Hmmm...  Looks like I spoke too soon... Those pots are FREAKING HARD TO FIND!  100K log push/pull SPST and 10K log with DPDT switch are not so popular!  Searched in Tayda and Mouser; nothing!

Also, there are a couple of things I do not understand in the schematics.  Here is the schematic:



Here are the bits I do not understand:



  • I know magenta is the switch from the 100K log push/pull SPST pot, but where are the 2 switches of the 10K log with DPDT switch?  Is it the red?  If not, what the heck is the red???
  • Orange I have NO IDEA what it is!
  • Yellow is a 3 pole power supply.  My question here is if anyone know a good place to buy these.  Worst case, I intend to just use a 15VAC and split that into +15V and -15DC, but I have read that it is noisier to do it that way.
  • Is green just 2 diodes going to the OpAmp, or is there something more going on here?  I have never seen it drawn like that before!
  • Purple is a center negative 3-terminal led.  That I got.  But, just to check, it is center negative (single grounding cathode), right?  I know I have one of those somewhere, but I cant remember if it was single anode or single cathode...

Anyway, I would still like to build this thing.  It will be challenging (certainly a long term project!), but I like what I read; it can be used with mics and instruments (and line in), it has a side chain (for both compressor and gate), balanced XLR output, and 2 line-level outputs.

I would probably use a regular pot for Attack of the compressor (it uses a trimpot); I could do also something similar with the depth of the noise gate, which also uses a trimpot in the original, but may be useful to have that adjustment handy.  And to be honest, I think I prefer switches (which, by the way, I have!) to push/pull pots anyway, so I just need to figure out the second switch to be able to change that.

The only thing this is missing from my wish list is the phantom power!  And I know that is fixable, but I do not have the knowledge to do that!
I build.  I fix.  I fix again.  And again.  And yet again.  (sometimes again once more).  Then I have something that works! (Most of the time!).

mth5044

#5
I can't help with everything, but the Ic symbols with the diodes that you have circled in green are part of the internal circuitry of the 13700. Those are the typical symbols used to represent the internal circuitry on the schematic.

I thiiiink your red, blue and orange circles are some sort of voltage/wave form readings for that part of the circuit.
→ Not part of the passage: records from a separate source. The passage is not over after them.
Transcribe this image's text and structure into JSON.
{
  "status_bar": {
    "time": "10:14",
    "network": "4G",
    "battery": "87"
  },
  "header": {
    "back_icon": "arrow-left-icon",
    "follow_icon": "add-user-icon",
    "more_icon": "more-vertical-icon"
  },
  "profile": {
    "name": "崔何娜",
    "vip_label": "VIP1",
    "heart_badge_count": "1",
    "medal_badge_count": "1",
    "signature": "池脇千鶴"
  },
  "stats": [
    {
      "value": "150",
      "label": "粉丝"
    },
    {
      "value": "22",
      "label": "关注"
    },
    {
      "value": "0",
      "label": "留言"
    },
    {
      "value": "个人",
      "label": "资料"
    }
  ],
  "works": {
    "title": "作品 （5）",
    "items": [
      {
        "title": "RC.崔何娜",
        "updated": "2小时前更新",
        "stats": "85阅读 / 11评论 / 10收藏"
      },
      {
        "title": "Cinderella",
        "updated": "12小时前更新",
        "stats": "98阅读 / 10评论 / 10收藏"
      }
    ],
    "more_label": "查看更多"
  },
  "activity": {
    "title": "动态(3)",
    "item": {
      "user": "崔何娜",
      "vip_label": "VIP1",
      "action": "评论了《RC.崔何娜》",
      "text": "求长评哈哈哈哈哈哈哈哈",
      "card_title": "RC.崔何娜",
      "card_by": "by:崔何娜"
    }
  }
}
Red circles look like a square wave oscillating between power supply rails, blue circle looks like a rectified sine wave and orange looks like some sort of saw tooth.

Dark purple circle led's may just be two LED's, but if they are in the same package, youd be looking for common cathode

11-90-an

^^^ what he said... :icon_biggrin:

Using a +/-15 psu is ideal, but if you can't, You can still use +15v and use a charge pump, but power supply noise blah blah...
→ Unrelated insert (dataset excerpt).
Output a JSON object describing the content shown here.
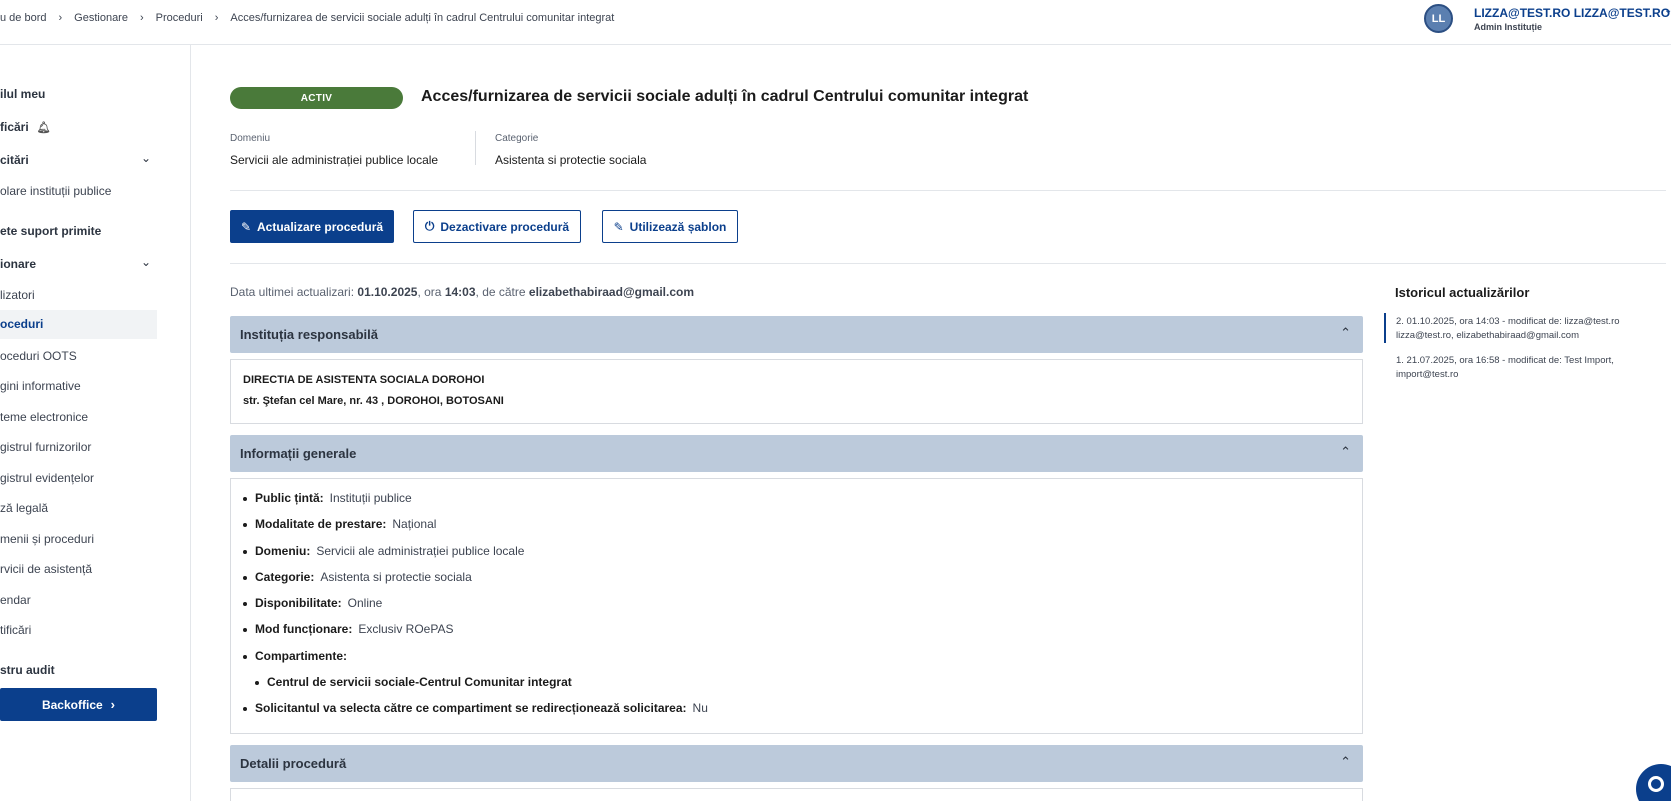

What you can do is use a capacitance multiplier to filter some noise out like in the PMC and sprinkle lots of decoupling caps everywhere.  :icon_mrgreen:

https://sound-au.com/project15.htm
flip flop flip flop flip

merlinb

I suggest you build a mic preamp / DI box. Then you can plug it into any compressor you like, or anything else for that matter!

Ben N

  • SUPPORTER

andy-h-h

Are you recording to tape or some kind of older hard disk recorder?   Most folks just use plugins on their DAW. 

moosapotamus

For the pots with the integrated switches, I would think that you could just use regular pots and separate switches. But, I only see one switch (circled in magenta) in the whole schematic, and there is nothing to indicate that it is integrated with a pot. So, not sure where/how those switches would be connected, or what they are intended to do. Maybe it explains those switches in the article?
moosapotamus.net
"I tend to like anything that I think sounds good."

jfrabat

Quote from: mth5044 on August 13, 2020, 12:02:37 AM
I can't help with everything, but the Ic symbols with the diodes that you have circled in green are part of the internal circuitry of the 13700. Those are the typical symbols used to represent the internal circuitry on the schematic.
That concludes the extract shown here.